Seanad debates

Wednesday, 18 December 2019

Regulated Professions (Health and Social Care) (Amendment) Bill 2019: Committee Stage


10:30 am

Photo of David NorrisDavid Norris (Independent) | Oireachtas source

I very much welcome the Minister's comments. It is a very good day for the Seanad that this amendment has been accepted in principle. Pharmaceutical assistants have done great work and there has never been any dissatisfaction expressed in them. I do not see any reason they should reduce their hours. There are approximately 300 pharmaceutical assistants in the country, predominantly women in their mid-50s and upwards. If the position remained unaltered, a temporary absence would be limited to one hour, which is absolutely ridiculous and a complete and utter nonsense. It would make quite a large number of these 300 people unemployed.

I will put on the record a couple of statements from people who have written to me, as they will let the Minister know how these people feel. One states:

Please stand by us as I feel we need all the help we can get. We are all pushing on a bit but do not deserve to be dumped on the rubbish heap at this stage of our lives.

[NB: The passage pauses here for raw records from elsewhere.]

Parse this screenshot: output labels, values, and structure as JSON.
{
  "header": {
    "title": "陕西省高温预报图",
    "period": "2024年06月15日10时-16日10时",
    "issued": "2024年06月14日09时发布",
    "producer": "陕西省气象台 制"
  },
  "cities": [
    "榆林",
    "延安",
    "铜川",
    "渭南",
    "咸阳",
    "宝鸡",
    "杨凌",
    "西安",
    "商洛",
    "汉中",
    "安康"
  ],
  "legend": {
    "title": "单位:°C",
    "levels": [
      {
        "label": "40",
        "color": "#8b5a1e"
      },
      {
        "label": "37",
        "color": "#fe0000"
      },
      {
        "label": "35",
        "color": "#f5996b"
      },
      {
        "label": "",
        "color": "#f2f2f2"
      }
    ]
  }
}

That is the language used. It is "dumped on the rubbish heap a this stage of our lives.". Another states:

Since qualifying in 1984 I have worked all my life in a pharmacy as a qualified assistant, aware of the limitations of my certificate that I may act in the temporary absence of the pharmacist but that I could not own or manage a shop on my own account. It has been custom and practice for qualified assistants to cover pharmacists' absences ranging from annual holidays [which is a hell of a lot more than one hour] to sudden emergencies, illness, death etc. This is since our qualification came into being in 1890. "Temporary absence" remains undefined by statute to this day. When the Pharmacy Act 2007 was being proposed, we attended information meetings on the subject and we were reassured that where the Act reads "pharmacists" we could take it that it covered us as well but that did not happen. So now I have no job in pharmacy and no prospect of returning to work in a job that I love and have worked at all my life. At 60 years old I am one of the youngest qualified assistants and in a few short years the qualification will be no more as we retire.

I am very grateful to the Minister for the positive attitude he has shown towards this amendment and I look forward to it being passed.